# New Studio - Upped my Game...



## jononotbono (Aug 7, 2016)

So I've been working hard building a new studio and think I've upped my game! Big Time!

Here's a quick tour of the place and can't wait to crack on with some new music!



Jono


----------



## CACKLAND (Aug 7, 2016)

Great stuff Jono! Love the creativity


----------



## JoeBarlow (Aug 7, 2016)

Are you Richard Ayoade? Haha but seriously, this video cracked me up!


----------



## Noam Guterman (Aug 7, 2016)

Lost it at the Grammy rack.
Good work. Can't wait to hear your mixes!


----------



## passsacaglia (Aug 7, 2016)

EPIC ! How many salaries did it take for you savin' up for this?!
I must apply for those thinkspace programs right away and let the work comin!


----------



## Suganthan (Aug 7, 2016)

OMG! Didn't expect this :D


----------



## Baron Greuner (Aug 7, 2016)

What's all that shit all over your keyboard? It looks like you just shot a pigeon.


----------



## synthpunk (Aug 7, 2016)

your a crazy mofo! 

ps Is it ok to ask where the real studio in first shot is ?


----------



## SymphonicSamples (Aug 7, 2016)

See the problem I find with videos like this is, even though you give us a taste of all the studio magic you don't share the trade secrets like dimensions, brand of monitors, all the finer details one would require when trying to emulate such a setup, hell even Junkie XL is kind enough to share a lot of those details. But I guess there still needs to be some magic left in the music business and for that I salute you Jono


----------



## InLight-Tone (Aug 7, 2016)

Now we get to see where all that money you've been spending is going, I can "smell" the success!


----------



## dgburns (Aug 7, 2016)

You forgot to mention the biggest innovation you created-

Variable outdoor sonic accoustic environment ,the single greatest way to eliminate those pesky room nodes.And even though you have the minor issue of weather to deal with,most delicate sophisticated electronic pro audio equipment,such as your lovely collection,is most likely engineered to withstand even the largest typhoon.Looks like your gear has already seen a few encounters with said weather.


----------



## jononotbono (Aug 7, 2016)

synthpunk said:


> your a crazy mofo!
> 
> ps Is it ok to ask where the real studio in first shot is ?
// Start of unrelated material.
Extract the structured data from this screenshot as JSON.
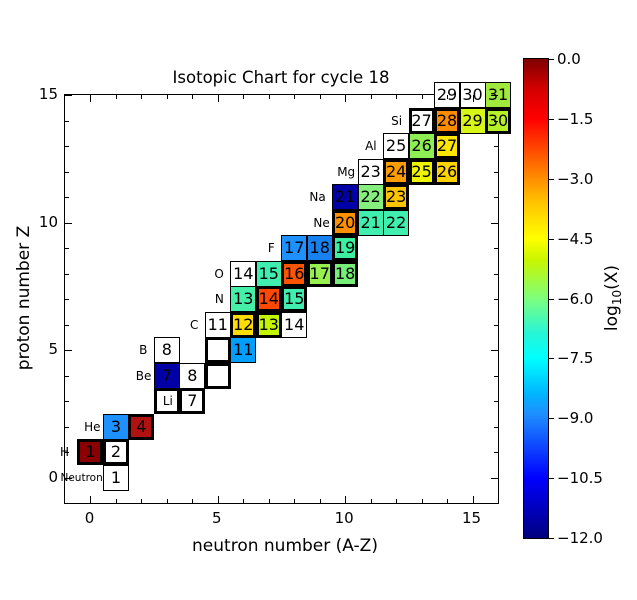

Currently my interior Music Lab is on the Isle of Wight!


----------



## synthpunk (Aug 7, 2016)

video/pix for inspiration please ?



jononotbono said:


> Currently my interior Music Lab is on the Isle of Wight!


----------



## jononotbono (Aug 7, 2016)

Sure thing man! I can make a short video soon! I just have a couple of hectic music deadlines to meet in the following week and I'll see what I can rustle up. A great excuse to have a play around with Final Cut!


----------



## Lode_Runner (Aug 7, 2016)

This is what happens when you've spent all your money on sample libraries


----------



## Rex282 (Aug 7, 2016)

My only question about your most excellent rig is the viewing window shards sharp enough to puncture a pigeon neck in case you want a a bit of a gnosh.All in all quite nice..carry on...


----------



## SymphonicSamples (Aug 7, 2016)

Jono, it's not normally within my natural to be critical of someones hard work and efforts, but if I could just point out your right monitors slightly is off axis by about 5 degrees, by adjusting this your stereo image will be greatly enhanced and I'm certain your clients will notice this also. And if I could be so bold as to suggest a superb ergonomic studio chair that may fit nicely with your current setup. I hope you don't mind the suggestions, after all it's VI Control man, musicians helping musicians


----------



## Rex282 (Aug 7, 2016)

SymphonicSamples said:


>



I got a chair just like that from Ikea......LOVE IT!!


----------



## jononotbono (Aug 8, 2016)

It's a perfect collaboration coming on!


----------



## synthpunk (Aug 8, 2016)

I think I may sell my Herman Miller's for this one.



Rex282 said:


> I got a chair just like that from Ikea......LOVE IT!!


----------



## Zhao Shen (Aug 8, 2016)

Man, you sure spoiled yourself with the studio gear. Show some restraint, it helps to not buy every new piece of gear that comes out...


----------



## GonzoFB (Aug 14, 2016)

But isn't that why the Lord blessed us with credit cards? No? Whoops, my bad!!


----------